In stark contrast with most North Korea watchers, Alexandre Mansourov believes that Pyongyang’s economic policies since the currency redenomination of November, 2009 have not been the arbitrary, ad hoc responses to negative outcomes from earlier policy decisions that they have looked very much like.
Mansourov, writing on the new SAIS blog 38 North, says he believes that North Korea is engaged in a "longer term development strategy".
Pyongyang's aims, he explains at length and with no obvious signs of pessimism, are to “displace imports, restore self-reliance, and consolidate state control over the economic system at the expense of the newly emerging proto-markets in retail trade and the small private merchant class.”
As a result, he believes North Korea is likely to hereafter pursue a policy of increasing protectionism and a return to state leadership of the economy in an effort to “further control demand, regulate the supply of imported goods through selective protectionist tariff measures, raise funds for new infrastructure and facility investment, and boost the supply of domestically manufactured goods.”
Mansourov, to be fair, is unsure of how the new policy will work out, whether what he calls the “new equilibrium” will actually “bring about economic growth and contribute to increasing production, trade, and consumption,” or end up in “economic failure causing social chaos and political instability,” but is sure the western media is wrong to presume failure so soon.
Do I lay much stock in this analysis? No, not by any means. The currency redenomination was confiscatory, and could not possibly have led to any other outcome besides hyperinflation in the short term. Its aim was primarily to bring the markets to heel, a desired side effect in Mansourov's analysis, rather than the main ambition. In any case, it was an aim in which Pyongyang was largely unsuccessful, not least since the state was in no fit state to step into the breech and provide for the people for more than a month or two.
In addition to which, how can North Korea hope to "raise funds for new infrastructure and facility investment, and boost the supply of domestically manufactured goods"? There is nothing to tax domestically, and import substitution development is extremely hard when you have just stolen the assets of the emerging middle class! Kim's effort to claw privately held foreign currency into the state's coffers was also obviously doomed from the start, since even North Korea couldn't bring to bear the degree of repression necessary to get people to volunteer their savings to the state.
I am not alone in my opinion. Other experts, first but not only Marcus Noland, agree that the aim of the North Korean policy may indeed be to build back up a statist model of economic development, but also believe that the policy is almost certain to fail, and is, damningly, "unlikely to even contribute significantly to the stated goal of rebuilding socialism.”

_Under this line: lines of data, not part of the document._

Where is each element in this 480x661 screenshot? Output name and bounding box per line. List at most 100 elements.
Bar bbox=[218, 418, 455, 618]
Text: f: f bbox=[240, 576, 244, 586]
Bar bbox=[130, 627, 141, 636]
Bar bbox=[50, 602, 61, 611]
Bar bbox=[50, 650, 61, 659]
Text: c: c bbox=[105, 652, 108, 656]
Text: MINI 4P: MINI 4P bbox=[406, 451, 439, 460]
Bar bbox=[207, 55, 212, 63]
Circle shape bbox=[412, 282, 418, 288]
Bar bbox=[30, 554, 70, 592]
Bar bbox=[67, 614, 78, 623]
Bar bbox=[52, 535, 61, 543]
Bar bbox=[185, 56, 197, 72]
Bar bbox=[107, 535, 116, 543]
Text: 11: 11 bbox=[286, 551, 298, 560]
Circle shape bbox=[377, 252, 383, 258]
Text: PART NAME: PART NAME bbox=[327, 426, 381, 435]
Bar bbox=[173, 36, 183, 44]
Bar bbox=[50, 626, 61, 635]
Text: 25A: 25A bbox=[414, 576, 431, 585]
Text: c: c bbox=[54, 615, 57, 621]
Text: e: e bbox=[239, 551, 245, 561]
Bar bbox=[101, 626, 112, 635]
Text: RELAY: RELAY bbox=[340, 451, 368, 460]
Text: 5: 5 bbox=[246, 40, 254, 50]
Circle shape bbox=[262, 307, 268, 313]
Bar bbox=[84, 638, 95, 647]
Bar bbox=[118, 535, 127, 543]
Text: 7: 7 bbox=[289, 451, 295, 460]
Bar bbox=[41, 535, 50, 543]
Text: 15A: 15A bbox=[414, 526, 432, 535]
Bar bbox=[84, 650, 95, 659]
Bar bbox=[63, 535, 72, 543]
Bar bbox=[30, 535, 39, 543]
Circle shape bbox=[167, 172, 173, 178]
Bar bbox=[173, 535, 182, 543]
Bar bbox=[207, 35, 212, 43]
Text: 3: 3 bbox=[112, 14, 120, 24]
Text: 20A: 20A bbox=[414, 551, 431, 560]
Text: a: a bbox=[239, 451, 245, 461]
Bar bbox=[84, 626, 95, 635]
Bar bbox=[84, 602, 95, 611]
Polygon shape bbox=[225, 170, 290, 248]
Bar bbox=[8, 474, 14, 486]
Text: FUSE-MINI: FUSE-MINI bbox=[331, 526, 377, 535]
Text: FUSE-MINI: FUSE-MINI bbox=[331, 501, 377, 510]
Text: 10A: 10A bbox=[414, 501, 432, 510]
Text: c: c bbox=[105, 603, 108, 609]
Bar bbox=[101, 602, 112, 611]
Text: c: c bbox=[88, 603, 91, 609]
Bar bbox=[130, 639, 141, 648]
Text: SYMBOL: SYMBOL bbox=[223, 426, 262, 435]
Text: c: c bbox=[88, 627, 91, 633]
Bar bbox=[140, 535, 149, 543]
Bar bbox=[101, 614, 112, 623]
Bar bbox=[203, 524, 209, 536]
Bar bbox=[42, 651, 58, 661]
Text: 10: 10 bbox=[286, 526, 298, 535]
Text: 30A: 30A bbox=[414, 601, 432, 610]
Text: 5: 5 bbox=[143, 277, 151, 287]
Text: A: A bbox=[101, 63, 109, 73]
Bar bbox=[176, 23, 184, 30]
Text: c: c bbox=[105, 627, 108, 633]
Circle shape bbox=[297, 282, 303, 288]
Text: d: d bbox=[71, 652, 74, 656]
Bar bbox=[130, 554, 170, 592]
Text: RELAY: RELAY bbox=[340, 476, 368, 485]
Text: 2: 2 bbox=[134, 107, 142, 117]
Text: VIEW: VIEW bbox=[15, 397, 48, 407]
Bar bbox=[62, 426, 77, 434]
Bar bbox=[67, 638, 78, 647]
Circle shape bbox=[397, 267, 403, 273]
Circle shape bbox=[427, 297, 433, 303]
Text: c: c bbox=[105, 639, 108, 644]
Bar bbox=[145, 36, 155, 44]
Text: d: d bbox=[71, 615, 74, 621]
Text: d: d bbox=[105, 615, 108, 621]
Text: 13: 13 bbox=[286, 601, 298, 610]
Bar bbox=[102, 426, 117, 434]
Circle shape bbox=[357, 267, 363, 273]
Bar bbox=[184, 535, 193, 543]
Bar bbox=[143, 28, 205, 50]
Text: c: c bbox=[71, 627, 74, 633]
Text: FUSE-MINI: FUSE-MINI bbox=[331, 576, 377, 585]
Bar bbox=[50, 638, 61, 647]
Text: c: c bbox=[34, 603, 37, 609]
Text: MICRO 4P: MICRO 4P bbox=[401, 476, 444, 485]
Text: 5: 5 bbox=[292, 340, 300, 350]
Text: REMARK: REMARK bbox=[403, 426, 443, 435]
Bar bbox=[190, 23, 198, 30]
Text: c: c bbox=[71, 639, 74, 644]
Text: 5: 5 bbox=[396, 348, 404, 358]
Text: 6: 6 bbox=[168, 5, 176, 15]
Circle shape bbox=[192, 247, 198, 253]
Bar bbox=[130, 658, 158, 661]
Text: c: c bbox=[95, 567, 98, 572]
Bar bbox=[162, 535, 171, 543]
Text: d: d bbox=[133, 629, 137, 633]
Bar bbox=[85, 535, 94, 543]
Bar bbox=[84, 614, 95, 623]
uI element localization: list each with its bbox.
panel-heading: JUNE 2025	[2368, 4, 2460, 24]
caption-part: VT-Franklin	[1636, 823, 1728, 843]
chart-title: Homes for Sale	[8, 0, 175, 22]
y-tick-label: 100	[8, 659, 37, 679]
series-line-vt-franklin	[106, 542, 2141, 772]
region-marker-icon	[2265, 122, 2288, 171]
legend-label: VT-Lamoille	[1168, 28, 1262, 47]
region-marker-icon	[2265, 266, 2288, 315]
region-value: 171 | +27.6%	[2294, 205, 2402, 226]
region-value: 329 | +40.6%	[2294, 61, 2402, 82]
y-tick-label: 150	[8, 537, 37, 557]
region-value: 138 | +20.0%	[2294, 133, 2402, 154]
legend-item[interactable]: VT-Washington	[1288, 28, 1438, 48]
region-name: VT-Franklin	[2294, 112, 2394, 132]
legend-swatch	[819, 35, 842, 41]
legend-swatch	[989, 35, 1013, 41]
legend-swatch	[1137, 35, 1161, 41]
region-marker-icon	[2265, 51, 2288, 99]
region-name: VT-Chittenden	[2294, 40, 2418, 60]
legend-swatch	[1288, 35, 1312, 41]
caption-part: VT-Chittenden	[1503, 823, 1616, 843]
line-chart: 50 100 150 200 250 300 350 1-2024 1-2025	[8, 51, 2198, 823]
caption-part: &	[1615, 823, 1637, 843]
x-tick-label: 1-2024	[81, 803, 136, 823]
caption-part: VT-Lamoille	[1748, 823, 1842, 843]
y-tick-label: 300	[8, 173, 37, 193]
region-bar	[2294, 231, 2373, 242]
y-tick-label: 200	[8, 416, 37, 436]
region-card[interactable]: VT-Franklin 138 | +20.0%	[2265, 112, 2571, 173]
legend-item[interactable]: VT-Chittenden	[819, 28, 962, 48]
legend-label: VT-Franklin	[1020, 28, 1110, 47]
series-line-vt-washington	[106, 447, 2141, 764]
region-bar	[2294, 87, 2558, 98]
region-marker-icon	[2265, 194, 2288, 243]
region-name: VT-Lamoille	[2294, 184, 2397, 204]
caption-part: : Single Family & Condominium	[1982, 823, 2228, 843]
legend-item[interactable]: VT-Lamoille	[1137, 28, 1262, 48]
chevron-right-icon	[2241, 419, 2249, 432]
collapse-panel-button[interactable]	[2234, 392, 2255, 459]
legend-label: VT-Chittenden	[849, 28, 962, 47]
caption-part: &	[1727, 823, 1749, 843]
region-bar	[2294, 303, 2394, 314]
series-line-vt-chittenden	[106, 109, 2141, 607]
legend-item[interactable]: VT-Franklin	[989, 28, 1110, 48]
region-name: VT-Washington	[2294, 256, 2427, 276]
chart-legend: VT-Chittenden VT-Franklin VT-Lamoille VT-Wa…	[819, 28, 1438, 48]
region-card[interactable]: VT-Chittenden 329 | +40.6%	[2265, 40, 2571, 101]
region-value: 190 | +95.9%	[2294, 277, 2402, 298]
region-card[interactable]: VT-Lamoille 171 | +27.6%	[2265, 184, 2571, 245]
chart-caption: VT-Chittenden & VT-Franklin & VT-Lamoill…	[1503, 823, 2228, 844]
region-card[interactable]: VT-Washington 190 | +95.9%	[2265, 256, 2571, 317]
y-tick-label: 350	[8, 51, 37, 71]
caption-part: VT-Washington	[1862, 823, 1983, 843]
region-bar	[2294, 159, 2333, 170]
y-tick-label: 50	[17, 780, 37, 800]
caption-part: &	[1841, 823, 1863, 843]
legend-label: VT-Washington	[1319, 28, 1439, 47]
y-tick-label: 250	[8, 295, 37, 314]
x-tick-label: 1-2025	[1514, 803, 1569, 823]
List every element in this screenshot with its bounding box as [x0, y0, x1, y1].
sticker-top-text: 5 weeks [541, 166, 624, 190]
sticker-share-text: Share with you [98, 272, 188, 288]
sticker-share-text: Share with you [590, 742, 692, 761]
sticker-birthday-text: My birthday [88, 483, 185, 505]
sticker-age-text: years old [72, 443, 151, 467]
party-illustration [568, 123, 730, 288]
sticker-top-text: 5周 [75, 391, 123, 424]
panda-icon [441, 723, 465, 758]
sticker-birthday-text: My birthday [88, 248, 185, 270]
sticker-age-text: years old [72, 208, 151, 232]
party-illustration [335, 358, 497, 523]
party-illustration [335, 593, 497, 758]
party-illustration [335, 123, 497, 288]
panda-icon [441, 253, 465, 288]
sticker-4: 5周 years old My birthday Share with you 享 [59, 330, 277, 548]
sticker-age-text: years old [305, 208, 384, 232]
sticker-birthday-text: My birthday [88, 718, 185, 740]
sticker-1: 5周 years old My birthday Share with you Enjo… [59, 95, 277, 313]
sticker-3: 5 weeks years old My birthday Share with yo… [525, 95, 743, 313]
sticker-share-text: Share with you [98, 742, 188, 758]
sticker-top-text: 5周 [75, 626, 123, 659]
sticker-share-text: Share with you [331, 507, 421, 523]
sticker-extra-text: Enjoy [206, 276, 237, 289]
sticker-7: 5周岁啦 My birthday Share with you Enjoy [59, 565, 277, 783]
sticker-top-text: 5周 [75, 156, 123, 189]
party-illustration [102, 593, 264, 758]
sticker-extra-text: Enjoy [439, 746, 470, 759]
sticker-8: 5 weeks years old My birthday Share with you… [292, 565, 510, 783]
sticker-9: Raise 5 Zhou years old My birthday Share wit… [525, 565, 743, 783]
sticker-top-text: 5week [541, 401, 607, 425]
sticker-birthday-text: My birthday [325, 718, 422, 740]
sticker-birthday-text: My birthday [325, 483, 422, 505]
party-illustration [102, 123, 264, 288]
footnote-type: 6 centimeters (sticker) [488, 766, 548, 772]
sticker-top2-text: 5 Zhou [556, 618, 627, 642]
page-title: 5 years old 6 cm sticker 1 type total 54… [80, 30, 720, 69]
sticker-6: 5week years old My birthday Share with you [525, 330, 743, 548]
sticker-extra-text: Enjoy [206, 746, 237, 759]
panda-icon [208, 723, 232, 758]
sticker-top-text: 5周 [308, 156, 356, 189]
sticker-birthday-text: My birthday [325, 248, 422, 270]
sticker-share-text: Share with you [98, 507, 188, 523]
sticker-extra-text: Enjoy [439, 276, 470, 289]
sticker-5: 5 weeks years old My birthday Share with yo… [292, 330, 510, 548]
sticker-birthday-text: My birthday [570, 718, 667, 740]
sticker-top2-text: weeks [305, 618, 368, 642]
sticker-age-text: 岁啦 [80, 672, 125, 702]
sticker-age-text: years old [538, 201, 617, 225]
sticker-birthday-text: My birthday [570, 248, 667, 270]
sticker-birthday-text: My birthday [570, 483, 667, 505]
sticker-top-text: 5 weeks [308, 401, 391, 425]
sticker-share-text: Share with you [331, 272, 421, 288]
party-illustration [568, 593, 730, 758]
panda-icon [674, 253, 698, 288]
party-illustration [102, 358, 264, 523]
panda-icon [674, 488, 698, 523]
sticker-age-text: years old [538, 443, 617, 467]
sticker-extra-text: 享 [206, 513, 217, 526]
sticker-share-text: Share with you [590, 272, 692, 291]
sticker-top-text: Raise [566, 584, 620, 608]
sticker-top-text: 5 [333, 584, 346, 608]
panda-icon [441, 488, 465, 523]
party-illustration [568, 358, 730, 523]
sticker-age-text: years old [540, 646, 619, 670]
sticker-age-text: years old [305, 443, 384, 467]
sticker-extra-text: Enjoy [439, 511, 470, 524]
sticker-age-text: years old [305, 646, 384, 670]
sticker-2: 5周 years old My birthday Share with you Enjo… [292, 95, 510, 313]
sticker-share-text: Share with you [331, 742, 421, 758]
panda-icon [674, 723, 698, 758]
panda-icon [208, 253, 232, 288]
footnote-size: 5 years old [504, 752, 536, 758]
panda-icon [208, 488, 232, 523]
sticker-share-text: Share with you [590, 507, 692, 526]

By drastically reducing the amount of money in circulation at the time of the redenomination, the Noland report pointed out in January that the redenomination has had the singularly unhelpful effect of increasing the risks associated with market activity, adding fuel to the trend towards holding cash in foreign currency rather than won.
This is destined to actually circumscribe the state’s capacity to do what it is aiming to do, namely create a strong and prosperous state. At the end of the day, the market is the only way besides trade in natural resources for anyone in North Korea to generate wealth. Without wealth, and the taxation of that wealth, how can one possibly hope to develop the state? It's a Catch-22.
In short, it seems wildly implausible that the state is engaged in a "long term development strategy," or at least not one with any hope of success.
And, as an aside, what can we say about the execution of the "author" of the strategy, Park Nam Ki? Does this suggest a long term development strategy? If Kim Jong Il is casting around for scapegoats and going cap in hand to China, that is not a good sign, I'd say.